Uphill task for Buhari’s economic team

Nigeria finally has a government after a wait of
more than five months but the new ministers
have their work cut out to reverse a damaging
slump in Africa’s leading economy.
Falling global oil prices have shrunk government
revenues and slowed growth to a near standstill,
while the naira currency is weak, inflation high
and unemployment causing widespread concern.
At the same time, the military is working to end
a bloody insurgency by the radical Islamist Boko
Haram group that has devastated the people and
economy of the remote northeast.
“Nigeria has never been this bad,” said political
commentator Olapade Agoro, who is also an
opposition politician and former presidential
candidate.
All eyes are now on new Finance Minister Kemi
Adeosun and her team to come up with policies
to tackle the rot.
But Bismarck Rewane, of the Lagos-based
consultancy Financial Derivatives, said time was
of the essence, with investors keen for clarity
about the direction the government will take.
“The thing to do is to hit the ground running
because there is no time for rhetoric,” he told
AFP.
“The economy is in dire straits. The GDP is low
at 2.4 percent, while inflation is nearing 10
percent with weak purchasing power and a
falling naira.”
Unemployment is currently at 8.2 percent, while
the oil shock has left Nigeria — Africa’s number
one crude producer — short of cash to pay for
government projects and even civil servants’
salaries.
“You’ve got to raise money to deal with fiscal
deficits,” said Rewane.
– Cash required –
Adeosun, a former investment banker, has been
credited with turning round the finances of the
cash-strapped southwestern state of Ogun, yet is
untested at national level.
Analysts suggest she will work closely with other
key ministers such as Udo Udoma, in charge of
budget and national planning, and Okechukwu
Enelamah at industry, trade and investment.

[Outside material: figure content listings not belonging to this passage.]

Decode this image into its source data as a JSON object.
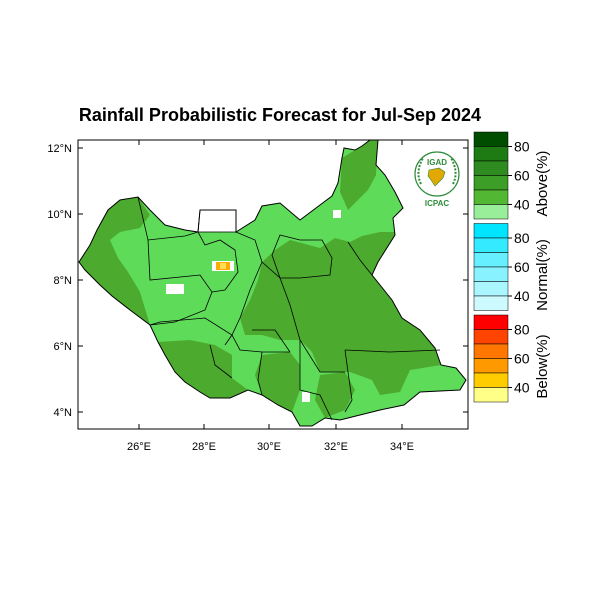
{
  "title": "Rainfall Probabilistic Forecast for Jul-Sep 2024",
  "map": {
    "lat_ticks": [
      "12°N",
      "10°N",
      "8°N",
      "6°N",
      "4°N"
    ],
    "lon_ticks": [
      "26°E",
      "28°E",
      "30°E",
      "32°E",
      "34°E"
    ],
    "lat_range": [
      3.5,
      12.5
    ],
    "lon_range": [
      24,
      36
    ]
  },
  "logo": {
    "top_text": "IGAD",
    "bottom_text": "ICPAC"
  },
  "colorbar": {
    "groups": [
      {
        "name": "Above(%)",
        "ticks": [
          "80",
          "60",
          "40"
        ],
        "colors": [
          "#004d00",
          "#1e7a12",
          "#2e8b1f",
          "#3d9e27",
          "#52b833",
          "#99ee99"
        ]
      },
      {
        "name": "Normal(%)",
        "ticks": [
          "80",
          "60",
          "40"
        ],
        "colors": [
          "#00e5ff",
          "#33eaff",
          "#66efff",
          "#88f2ff",
          "#aaf6ff",
          "#ccfaff"
        ]
      },
      {
        "name": "Below(%)",
        "ticks": [
          "80",
          "60",
          "40"
        ],
        "colors": [
          "#ff0000",
          "#ff4400",
          "#ff7700",
          "#ff9900",
          "#ffcc00",
          "#ffff88"
        ]
      }
    ]
  },
  "palette": {
    "light_green": "#5fdb5a",
    "dark_green": "#4caa2f",
    "white": "#ffffff",
    "orange": "#ffaa00",
    "yellow": "#ffdd55"
  }
}
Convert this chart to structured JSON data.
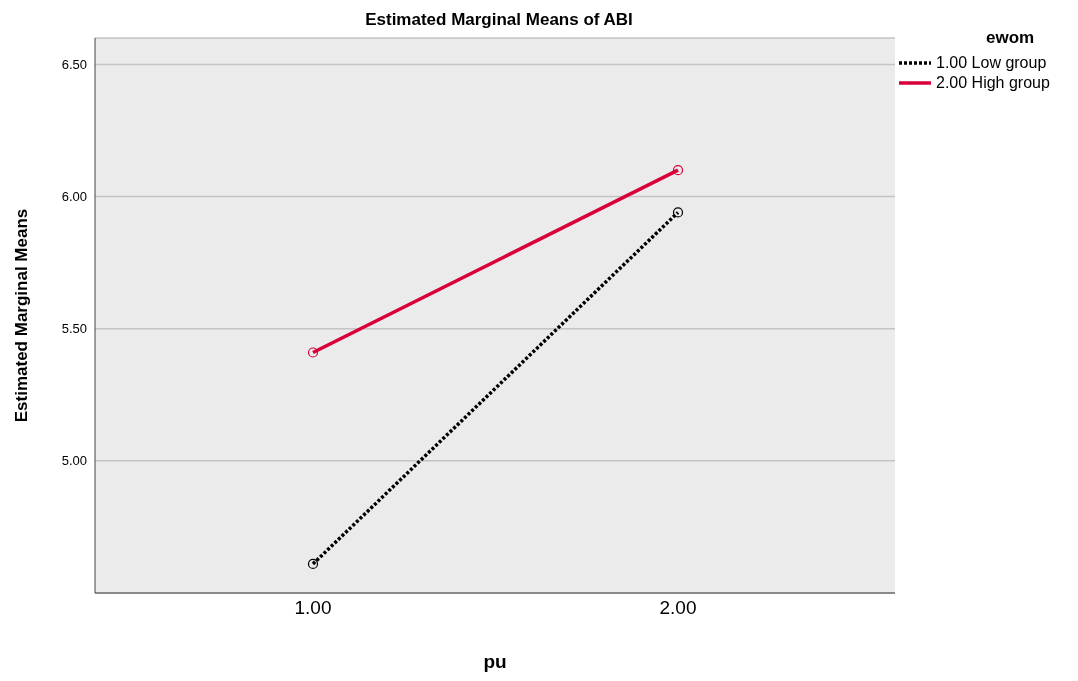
{
  "chart_data": {
    "type": "line",
    "title": "Estimated Marginal Means of ABI",
    "xlabel": "pu",
    "ylabel": "Estimated Marginal Means",
    "legend_title": "ewom",
    "categories": [
      "1.00",
      "2.00"
    ],
    "series": [
      {
        "name": "1.00 Low group",
        "color": "#000000",
        "values": [
          4.61,
          5.94
        ],
        "line_style": "dotted"
      },
      {
        "name": "2.00 High group",
        "color": "#d9003a",
        "values": [
          5.41,
          6.1
        ],
        "line_style": "solid"
      }
    ],
    "ylim": [
      4.5,
      6.6
    ],
    "yticks": [
      {
        "value": 5,
        "label": "5.00"
      },
      {
        "value": 5.5,
        "label": "5.50"
      },
      {
        "value": 6,
        "label": "6.00"
      },
      {
        "value": 6.5,
        "label": "6.50"
      }
    ],
    "grid": "y",
    "legend": "top right",
    "marker": "circle"
  }
}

The appointment of other technocrats has also
been welcomed, in particular former ExxonMobil
executive Ibe Kachikwu as junior oil minister to
overhaul the graft-ridden sector.
Babatunde Fashola was put in charge of a
“super-ministry” for power, works and housing
after being seen to have performed well in those
areas in Lagos State, which drives Nigeria’s
economy.
Rotimi Amaechi, the former governor of oil-
producing Rivers state, was named transport
minister.
President Muhammadu Buhari flanked by Vice
President Yemi Osinbajo and the Water
Resources Minister, Engr. Suleiman Adamu (5r)
while other Members of Council watched in a
group photograph shortly after the swear-in
ceremony of the newly composed Federal
Executive Council at the Aso Chambers,
Presidential Villa, Abuja. Photo by Abayomi
Adeshida 11/11/2015
Both are seen as powerful members of the new
cabinet.
But they will need ready cash to follow through
and are under pressure to show results quickly,
with almost half of President Muhammadu
Buhari’s first year in office already over.
Sola Oni, of Lagos-based stockbrokers Sofunix
Investment and Communications, said the
government should look to the stock market for
financing.
“The federal government should for once exploit
the capital market to fund the infrastructural
deficiency which has become the bane of our
economic growth and development,” he said.
Dependency on oil, which supplies 70 percent of
government revenue, should be cut, and a
renewed emphasis put on addressing the
country’s crippling power deficit, he added.
– Drive growth –
The five-month absence of government ministers
created uncertainty among investors in what has
been a fast-growing emerging market, with nearly
7.0 percent annual average growth from 2005-13.
Attention now is on the announcement of next
year’s budget, which has to be submitted to
parliament by December.
Reports this week suggested Vice President
Yemi Osinbajo was proposing a budget of about
eight trillion naira ($40 billion, 37 billion euros)
for 2016 — double that for this year.
Muda Yusuf, director-general of the Lagos
Chamber of Commerce, said with a ministerial
team now in place, “there should be coherent,
consistent and positive signals to investors” to
drive growth.
The Central Bank of Nigeria, which filled the void
in fiscal policy in the absence of a cabinet, in
particular should review its foreign exchange
restrictions policy, he added.
Seeking to conserve dollar reserves, the bank in
June ruled that importers could no longer get
hard currency from the interbank market to
import dozens of items, from toothpicks to
private jets.
In the past year, reserves have fallen by nearly a
quarter as it tried to prevent the naira from
falling in tandem with plummeting crude prices.
The central bank has twice devalued the
currency, taking it from 155 naira to the dollar a
year ago to 199 currently.
Adeosun, viewed as a reformist, and her fellow
ministers should meet with the private sector to
plot a way forward and also address rising
national debts, he added.
“Debt service burden is becoming increasingly
unbearable, especially domestic debt,” he said.